According to local reports, on Friday the US Fish and Wildlife Service made an announcement that the Yellowstone Bison is being considered for listing to the Endangered Species List under the United States Endangered Species Act, a US Statute that grants very strict and regulated management and protections for the country’s most endangered and threatened wildlife species.
What once roamed the plains and mountain-scapes of the West is now reduced to very limited pockets of bison populations throughout the western Mountain States. Mostly relegated to State and National Park areas such as Yellowstone and Teton National Parks in Wyoming and Montana, Custer in South Dakota, Grand Canyon National Park in Arizona and various mountain ranges and parks in Utah in addition to many Tribal lands are the most common spots to find plains and mountain buffalo populations.
This possible listing is somewhat troubling to many in the West, most notably the livestock growers who fear the possibility of disease outbreaks and competitive grazing from current and proposed wild bison populations.
Wild bison herds are very difficult to manage and even harder to control once released into wild landscapes as their movements and migrations are virtually unimpeded by common wire fencing solutions that currently exist for cattle and sheep grazing.
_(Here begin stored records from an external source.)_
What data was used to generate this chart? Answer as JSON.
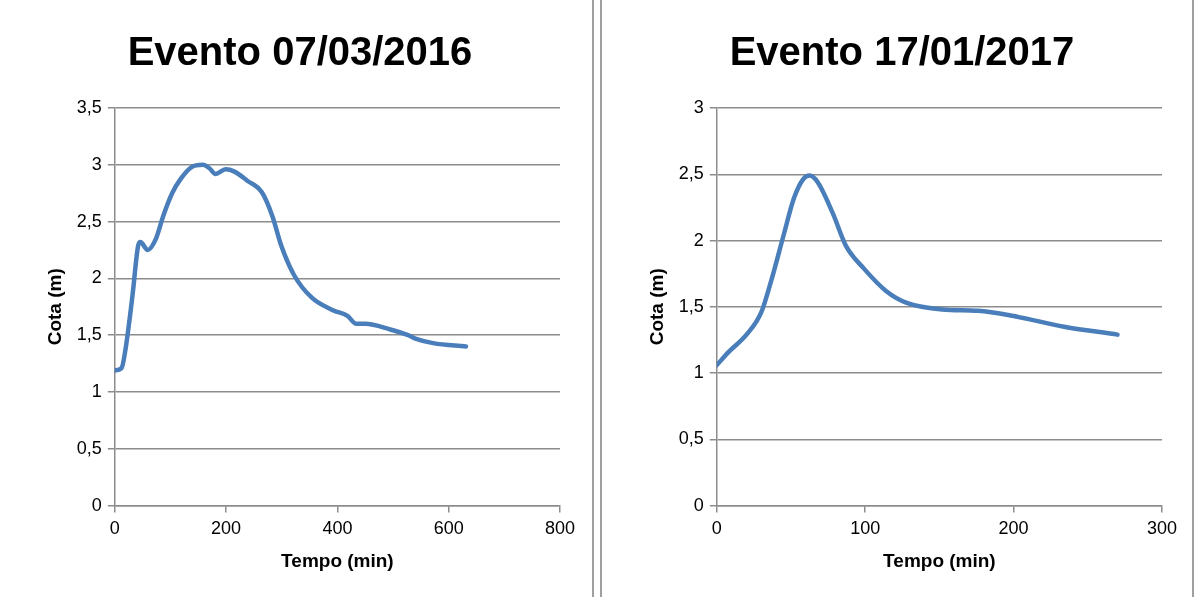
{
  "chart_data": [
    {
      "type": "line",
      "title": "Evento 07/03/2016",
      "xlabel": "Tempo (min)",
      "ylabel": "Cota (m)",
      "grid": "y",
      "marker": "none",
      "line_style": "solid",
      "legend": false,
      "xlim": [
        0,
        800
      ],
      "xticks": [
        0,
        200,
        400,
        600,
        800
      ],
      "ylim": [
        0,
        3.5
      ],
      "yticks": [
        0,
        {
          "value": 0.5,
          "label": "0,5"
        },
        1,
        {
          "value": 1.5,
          "label": "1,5"
        },
        2,
        {
          "value": 2.5,
          "label": "2,5"
        },
        3,
        {
          "value": 3.5,
          "label": "3,5"
        }
      ],
      "series": [
        {
          "color": "#4a7ebb",
          "x": [
            0,
            12,
            19,
            32,
            42,
            46,
            59,
            74,
            87,
            103,
            119,
            138,
            158,
            170,
            181,
            199,
            215,
            238,
            264,
            283,
            299,
            322,
            354,
            392,
            418,
            434,
            450,
            495,
            527,
            540,
            572,
            631
          ],
          "values": [
            1.19,
            1.21,
            1.37,
            1.86,
            2.29,
            2.32,
            2.25,
            2.35,
            2.55,
            2.75,
            2.88,
            2.98,
            3.0,
            2.97,
            2.92,
            2.96,
            2.94,
            2.86,
            2.76,
            2.55,
            2.29,
            2.03,
            1.83,
            1.72,
            1.67,
            1.6,
            1.6,
            1.55,
            1.5,
            1.47,
            1.43,
            1.4
          ]
        }
      ]
    },
    {
      "type": "line",
      "title": "Evento 17/01/2017",
      "xlabel": "Tempo (min)",
      "ylabel": "Cota (m)",
      "grid": "y",
      "marker": "none",
      "line_style": "solid",
      "legend": false,
      "xlim": [
        0,
        300
      ],
      "xticks": [
        0,
        100,
        200,
        300
      ],
      "ylim": [
        0,
        3
      ],
      "yticks": [
        0,
        {
          "value": 0.5,
          "label": "0,5"
        },
        1,
        {
          "value": 1.5,
          "label": "1,5"
        },
        2,
        {
          "value": 2.5,
          "label": "2,5"
        },
        3
      ],
      "series": [
        {
          "color": "#4a7ebb",
          "x": [
            0,
            8,
            20,
            30,
            37,
            45,
            52,
            58,
            62.5,
            68,
            78,
            87,
            99,
            114,
            128,
            152,
            176,
            200,
            234,
            270
          ],
          "values": [
            1.06,
            1.16,
            1.29,
            1.46,
            1.71,
            2.04,
            2.32,
            2.46,
            2.49,
            2.44,
            2.21,
            1.96,
            1.79,
            1.62,
            1.53,
            1.48,
            1.47,
            1.43,
            1.35,
            1.29
          ]
        }
      ]
    }
  ]
}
Needless to say, an endangered species listing could be a catastrophic move for many reasons for our cattle ranchers and food producers in the Western portion on the United States. This move shows further evidence that the Endangered Species Act continues to be used as a weapon to destroy many elements of our Western way of life in states like Montana and Wyoming.
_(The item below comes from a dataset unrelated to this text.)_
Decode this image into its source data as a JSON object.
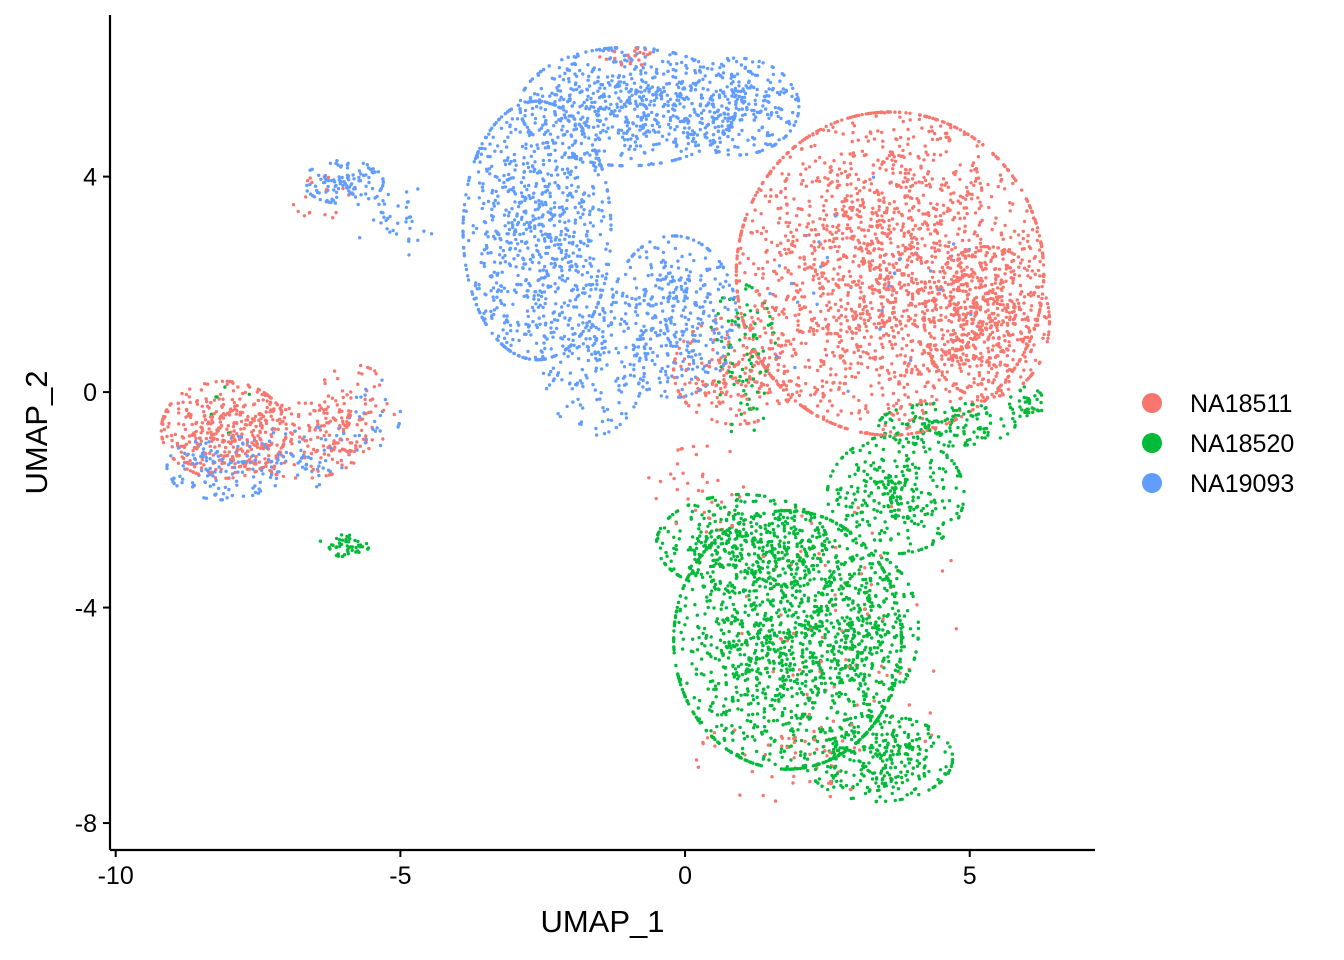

Giving them an Endangered Species designation would open up a massive spectrum of control and oversight tools and tactics for Federal managers to supersede state officials with massive federal over reach potential.
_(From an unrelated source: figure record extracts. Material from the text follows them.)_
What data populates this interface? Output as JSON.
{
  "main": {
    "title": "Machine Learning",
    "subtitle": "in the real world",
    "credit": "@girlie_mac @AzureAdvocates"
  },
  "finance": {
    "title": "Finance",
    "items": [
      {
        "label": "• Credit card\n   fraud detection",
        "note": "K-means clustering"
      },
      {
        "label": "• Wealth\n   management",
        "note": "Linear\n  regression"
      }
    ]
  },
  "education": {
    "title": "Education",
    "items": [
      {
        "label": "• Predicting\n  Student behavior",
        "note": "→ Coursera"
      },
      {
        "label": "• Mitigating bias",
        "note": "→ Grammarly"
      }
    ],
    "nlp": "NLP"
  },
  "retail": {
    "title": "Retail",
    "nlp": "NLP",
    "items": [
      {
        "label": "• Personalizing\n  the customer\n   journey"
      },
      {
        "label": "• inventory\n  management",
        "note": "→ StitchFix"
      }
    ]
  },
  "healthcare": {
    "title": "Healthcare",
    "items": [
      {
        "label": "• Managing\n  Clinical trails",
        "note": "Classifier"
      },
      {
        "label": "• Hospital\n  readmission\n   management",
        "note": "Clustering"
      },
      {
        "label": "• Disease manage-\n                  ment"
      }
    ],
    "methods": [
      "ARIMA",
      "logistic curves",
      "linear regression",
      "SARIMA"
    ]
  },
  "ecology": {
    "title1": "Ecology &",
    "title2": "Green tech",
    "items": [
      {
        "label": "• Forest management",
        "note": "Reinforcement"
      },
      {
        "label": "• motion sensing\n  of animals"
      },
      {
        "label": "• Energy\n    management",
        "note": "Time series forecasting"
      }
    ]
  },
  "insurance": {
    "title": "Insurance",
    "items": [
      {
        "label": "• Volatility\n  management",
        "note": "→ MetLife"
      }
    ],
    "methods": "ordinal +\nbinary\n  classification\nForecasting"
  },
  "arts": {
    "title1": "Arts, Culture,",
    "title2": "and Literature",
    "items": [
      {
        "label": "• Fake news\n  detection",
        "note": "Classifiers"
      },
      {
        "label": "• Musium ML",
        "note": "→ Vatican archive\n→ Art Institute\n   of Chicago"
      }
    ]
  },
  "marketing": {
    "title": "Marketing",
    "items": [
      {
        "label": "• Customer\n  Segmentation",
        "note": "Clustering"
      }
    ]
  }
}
This is just yet, another example of wacky science fostered inside the boundaries of Yellowstone National Park which soon bleeds over into the sovereignty of neighboring states in an effort to continue to move more control over our wildlife resources into the hands of Federal bureaucrats who have little to no knowledge of what true wildlife conservation means. The examples of this are numerous and plentiful.
We will keep you posted as to the progress of this highly controversial proposal.